Re: [Treebase-devel] Towards a "pristine" TB instance

SourceForge Headquarters 1320 Columbia Street Suite 310 San Diego, CA 92101 +1 (858) 422-6466

On Jan 14, 2010, at 4:44 PM, Hilmar Lapp wrote:

> Vladimir - I think you can use the first backup that there is. Or one  
> before the first tests were run.

Maybe the one before the first tests were run would be best. The reasoning being that I have made some ad-hoc changes to the data (but very few -- it not a big deal if those edits were lost). But more importantly, we did make some bigger changes to the data:

- One change we made (some verbiage below about it) occurred around Nov 30 of 2009. We had discovered tons of duplicate taxonlabel records. I wrote a script to prune these, which drops the number of records in taxonlabel from 232,766 to 131,357. (actually, I'm not positive that this script was run on the data -- we could still have the duplicate records -- I think Rutger said he'd run it, but I'm not sure that it happened). 

- Another change we made was to take all migrated studies (i.e. almost all studies currently in TreeBASE2) in and give them a phony "owner" (I think the username "tb1").  These were missing an owner because they were migrated in instead of created by a submitter. The absence of an owner id was causing (I think) a unit test failure. Hence I did a massive update, giving tb1's ID to all submissions with a user_id of NULL. 

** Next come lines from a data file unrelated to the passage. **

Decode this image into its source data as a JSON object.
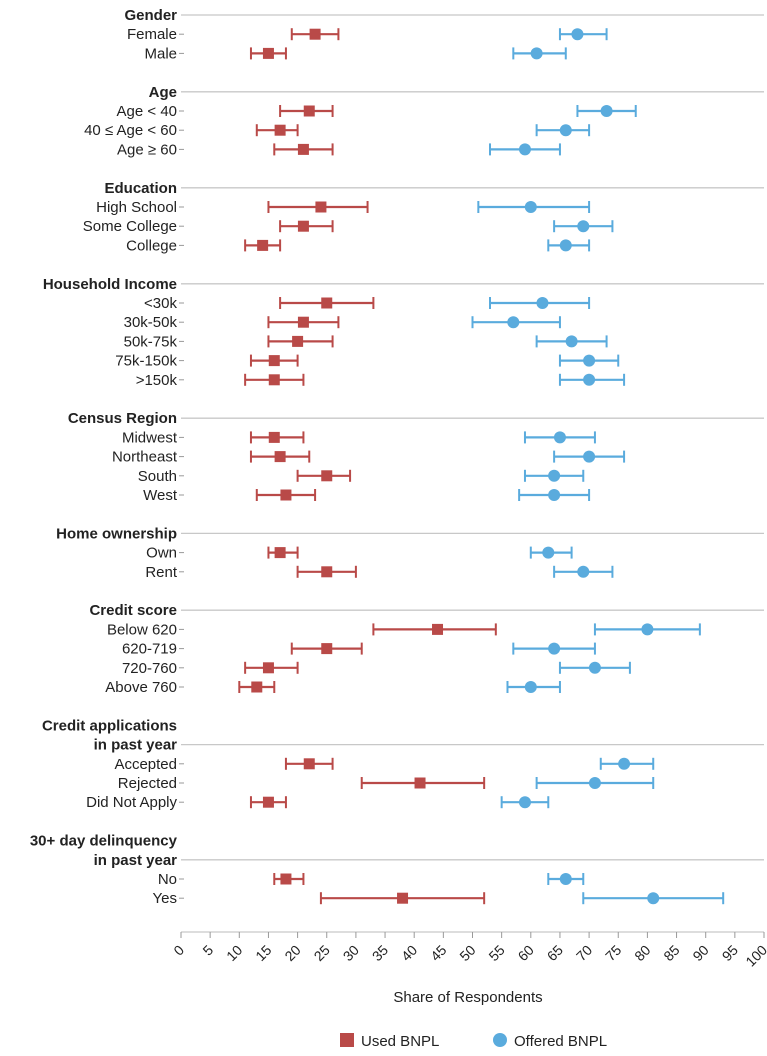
{
  "chart_data": {
    "type": "dot-interval",
    "xlabel": "Share of Respondents",
    "xlim": [
      0,
      100
    ],
    "xticks": [
      "0",
      "5",
      "10",
      "15",
      "20",
      "25",
      "30",
      "35",
      "40",
      "45",
      "50",
      "55",
      "60",
      "65",
      "70",
      "75",
      "80",
      "85",
      "90",
      "95",
      "100"
    ],
    "grid": false,
    "legend_position": "bottom",
    "series": [
      {
        "name": "Used BNPL",
        "marker": "square",
        "color": "#b94a48"
      },
      {
        "name": "Offered BNPL",
        "marker": "circle",
        "color": "#5aabdd"
      }
    ],
    "groups": [
      {
        "title_lines": [
          "Gender"
        ],
        "rows": [
          {
            "label": "Female",
            "used": [
              19,
              23,
              27
            ],
            "offered": [
              65,
              68,
              73
            ]
          },
          {
            "label": "Male",
            "used": [
              12,
              15,
              18
            ],
            "offered": [
              57,
              61,
              66
            ]
          }
        ]
      },
      {
        "title_lines": [
          "Age"
        ],
        "rows": [
          {
            "label": "Age < 40",
            "used": [
              17,
              22,
              26
            ],
            "offered": [
              68,
              73,
              78
            ]
          },
          {
            "label": "40 ≤ Age < 60",
            "used": [
              13,
              17,
              20
            ],
            "offered": [
              61,
              66,
              70
            ]
          },
          {
            "label": "Age ≥ 60",
            "used": [
              16,
              21,
              26
            ],
            "offered": [
              53,
              59,
              65
            ]
          }
        ]
      },
      {
        "title_lines": [
          "Education"
        ],
        "rows": [
          {
            "label": "High School",
            "used": [
              15,
              24,
              32
            ],
            "offered": [
              51,
              60,
              70
            ]
          },
          {
            "label": "Some College",
            "used": [
              17,
              21,
              26
            ],
            "offered": [
              64,
              69,
              74
            ]
          },
          {
            "label": "College",
            "used": [
              11,
              14,
              17
            ],
            "offered": [
              63,
              66,
              70
            ]
          }
        ]
      },
      {
        "title_lines": [
          "Household Income"
        ],
        "rows": [
          {
            "label": "<30k",
            "used": [
              17,
              25,
              33
            ],
            "offered": [
              53,
              62,
              70
            ]
          },
          {
            "label": "30k-50k",
            "used": [
              15,
              21,
              27
            ],
            "offered": [
              50,
              57,
              65
            ]
          },
          {
            "label": "50k-75k",
            "used": [
              15,
              20,
              26
            ],
            "offered": [
              61,
              67,
              73
            ]
          },
          {
            "label": "75k-150k",
            "used": [
              12,
              16,
              20
            ],
            "offered": [
              65,
              70,
              75
            ]
          },
          {
            "label": ">150k",
            "used": [
              11,
              16,
              21
            ],
            "offered": [
              65,
              70,
              76
            ]
          }
        ]
      },
      {
        "title_lines": [
          "Census Region"
        ],
        "rows": [
          {
            "label": "Midwest",
            "used": [
              12,
              16,
              21
            ],
            "offered": [
              59,
              65,
              71
            ]
          },
          {
            "label": "Northeast",
            "used": [
              12,
              17,
              22
            ],
            "offered": [
              64,
              70,
              76
            ]
          },
          {
            "label": "South",
            "used": [
              20,
              25,
              29
            ],
            "offered": [
              59,
              64,
              69
            ]
          },
          {
            "label": "West",
            "used": [
              13,
              18,
              23
            ],
            "offered": [
              58,
              64,
              70
            ]
          }
        ]
      },
      {
        "title_lines": [
          "Home ownership"
        ],
        "rows": [
          {
            "label": "Own",
            "used": [
              15,
              17,
              20
            ],
            "offered": [
              60,
              63,
              67
            ]
          },
          {
            "label": "Rent",
            "used": [
              20,
              25,
              30
            ],
            "offered": [
              64,
              69,
              74
            ]
          }
        ]
      },
      {
        "title_lines": [
          "Credit score"
        ],
        "rows": [
          {
            "label": "Below 620",
            "used": [
              33,
              44,
              54
            ],
            "offered": [
              71,
              80,
              89
            ]
          },
          {
            "label": "620-719",
            "used": [
              19,
              25,
              31
            ],
            "offered": [
              57,
              64,
              71
            ]
          },
          {
            "label": "720-760",
            "used": [
              11,
              15,
              20
            ],
            "offered": [
              65,
              71,
              77
            ]
          },
          {
            "label": "Above 760",
            "used": [
              10,
              13,
              16
            ],
            "offered": [
              56,
              60,
              65
            ]
          }
        ]
      },
      {
        "title_lines": [
          "Credit applications",
          "in past year"
        ],
        "rows": [
          {
            "label": "Accepted",
            "used": [
              18,
              22,
              26
            ],
            "offered": [
              72,
              76,
              81
            ]
          },
          {
            "label": "Rejected",
            "used": [
              31,
              41,
              52
            ],
            "offered": [
              61,
              71,
              81
            ]
          },
          {
            "label": "Did Not Apply",
            "used": [
              12,
              15,
              18
            ],
            "offered": [
              55,
              59,
              63
            ]
          }
        ]
      },
      {
        "title_lines": [
          "30+ day delinquency",
          "in past year"
        ],
        "rows": [
          {
            "label": "No",
            "used": [
              16,
              18,
              21
            ],
            "offered": [
              63,
              66,
              69
            ]
          },
          {
            "label": "Yes",
            "used": [
              24,
              38,
              52
            ],
            "offered": [
              69,
              81,
              93
            ]
          }
        ]
      }
    ]
  }
}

I guess this is just to say that we have, at times, been fixing data problems. So the safest backup to resort to is the most recent one that does not include the test stuff. 

bp

Begin forwarded message:

> I slapped together a script that I think works. I've tested it on a synopsis of TB2 that only includes tables that use taxonlabel_id as a FK. The following zip file contains the perl script and the "before" and "after" versions of the TB2 synopsis. You can find it here: 
> 
> http://www.treebase.org/~piel/taxlabels_fix.zip
> 
> You can test it by creating a local database and executing the originalsynops.sql file to populate it, then running the fixtaxonlabels.pl script on it. It should remove all duplicate taxonlabels. The number of records in the taxonlabel table drop from 232,766 to 131,357.
> 
> You'll need to run it on the treebasedev database because I cannot make a backup myself (pg_dump will not work with the username I'm using because the auto-sequences are owned by rvos, which the treebase_app user cannot access).  The fixtaxonlabels.pl script was not written using transactions, so you'll definitely want to have a pg_dump backup handy. 
> 
> I think the steps are the following:
> 
> 1. create an index for the taxonlabel field:
> 
> CREATE INDEX taxonlabel_i ON taxonlabel USING btree (taxonlabel);
> 
> 2. make a backup (e.g. with pg_dump)
> 
> 3. uncomment lines 26-28 and 142 in the fixtaxonlabels.pl  script
> 
> 4. run the fixtaxonlabels.pl script, probably with nohup because it takes about 6 hours on my macbook. 
> 
> I think this should work -- at least I have not noticed any glaring problems. Course, I can't actually test it on real data, only the synopsis.  After running this on treebasedev, we should check that the database has not been corrupted -- any problems and we just drop the database and reload from the pg_dump backup.
> 
> I'm not fully clear why we have a sub_taxonlabel table. At any rate, I ended up deleting all records in sub_taxonlabel that match duplicate records in taxonlabel that require deleting. 
> 
> take care,
> 
> Bill